Göçmenlerin kendilerini sömürücü yaşam ve çalışma ilişkilerinden kurtarmasına yardımcı olan danışma merkezleri de korona nedeniyle kapalı. Lindemann, personelin çoğunun evde çalıştığını ve telefonla sadece çok acil durumlarda yardımcı olduklarını söylüyor.
Göçmen bir işçi koronaya yakalandığında ne olur? Bundan korkanlardan biri, Bulgaristan’ın kuzeyinde Borisovo’dan bir inşaat işçisi olan Stanismir Panov. Gerçek adını gizleyen Panov, 66 yaşında ve prostat kanseri geçirmiş, bu yüzden iki kez risk grubuna giriyor. Şehrin evsizlerin yatmasına izin verdiği bir konteynerde yaşıyor.
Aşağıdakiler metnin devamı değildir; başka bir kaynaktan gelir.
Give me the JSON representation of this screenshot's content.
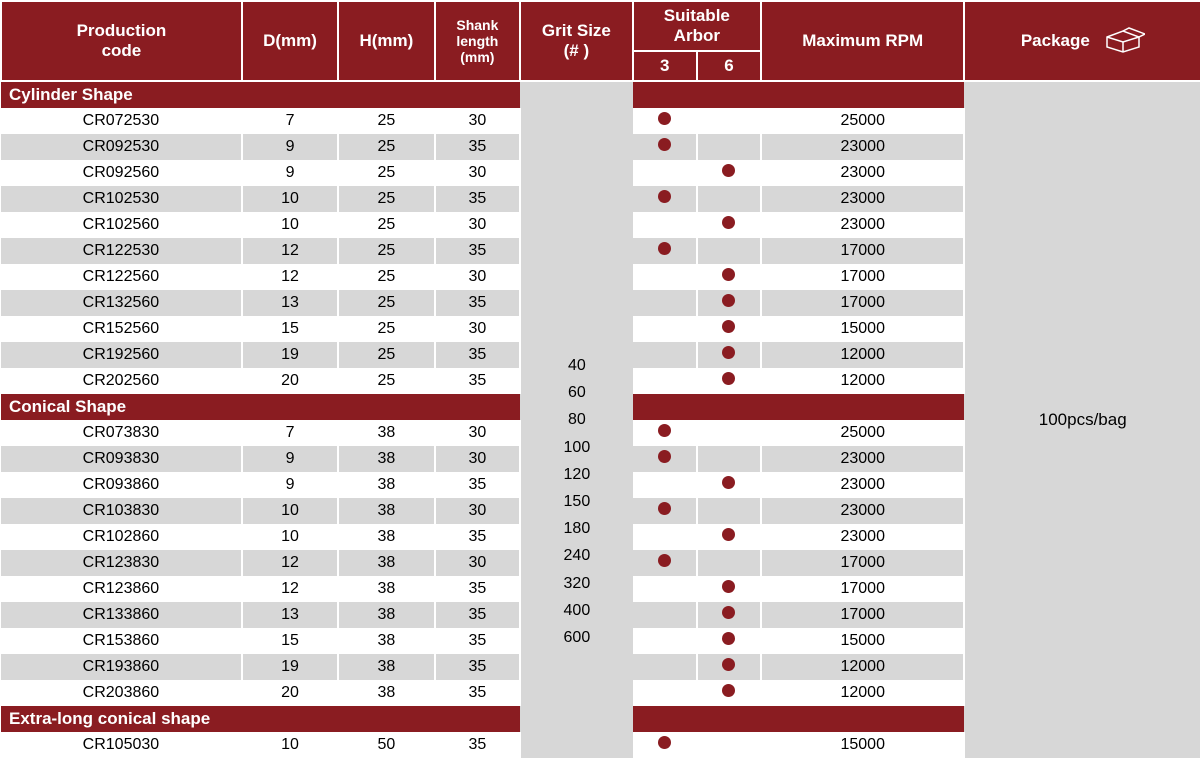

Telefonda virüs bulaşıp bulaşmadığını bilmediğini söylüyor. Ancak şu anda hasta, bu nedenle de konteynerinden ayrılmaması gerekiyor. Yiyecekleri kapının önüne bırakılıyor. Korona testi pozitif çıkarsa onu dışarı atacaklarından korkuyor. Panov’un konteyner yerleşimini yöneten sosyal destek ve konut ajansı, bazı yerleşim birimlerinin artık şüpheli korona vakalarını izole etmek için kullanıldığını doğruluyor. Şükür ki Panov gibi insanlar sokağa atılmıyor, en azından diğer evsiz insanlardan daha iyi durumdalar.
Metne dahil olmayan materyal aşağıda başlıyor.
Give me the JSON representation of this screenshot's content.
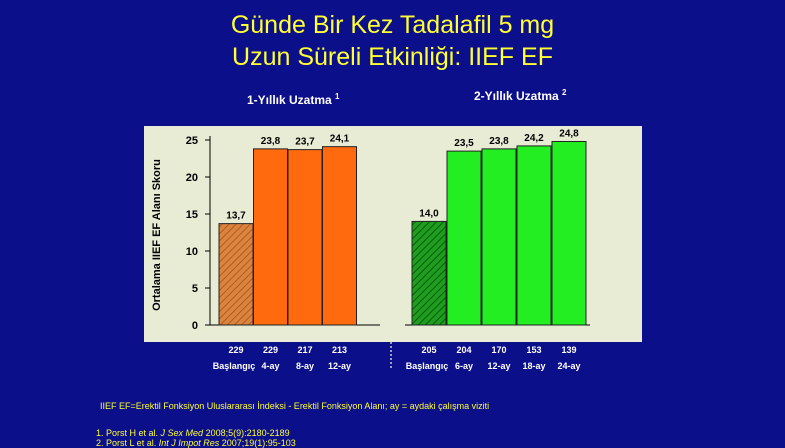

“Diğer evsizlerin aksine, sabahları konteynerden ayrılmak zorunda değiller, bütün gün orada kalabilirler. Günde üç öğün yemek verilir ve eğer sağlıkları kötüleşirse, bakıcılar ambulans çağırırlar.”
Ama Panov gibi kayıtdışı çalışan göçmenler için işler çok daha zor. Göçmenler için anonim tıbbi bakım organize eden Westend Open’ın direktörü Marianne Schaaf, “Birisi ölümcül tehlike altındaysa, prensip olarak klinikler ona yardım etmek zorundadır. Ancak çoğu kez kliniğe alınmalarıyla ilgili sorunlar oluyor. çünkü klinikler masrafın kendi üzerlerine kalacağından korkuyorlar”
Enfeksiyondan Korunma Yasası klinik masraflarının belediye kasalarından ödenmesini esas alıyor. Ancak bürokratik engeller çok yüksek. Yetkililer bazen hastanelerden göçmenlerden almaları çok zor olan belgeler talep ediyorlar. Bazı kliniklerin acil servisleri de bu konuda çok sert davranıyor. Marianne Schaaf, göçmen işçilerin bir doktora görünmek için uzun süre mücadele etmek zorunda kaldığı vakalardan söz ediyor:
“Ciddi derecede hasta olan bazı insanlar bu bürokratik engellerden yılarak muayene ve tedaviden vazgeçiyorlar.”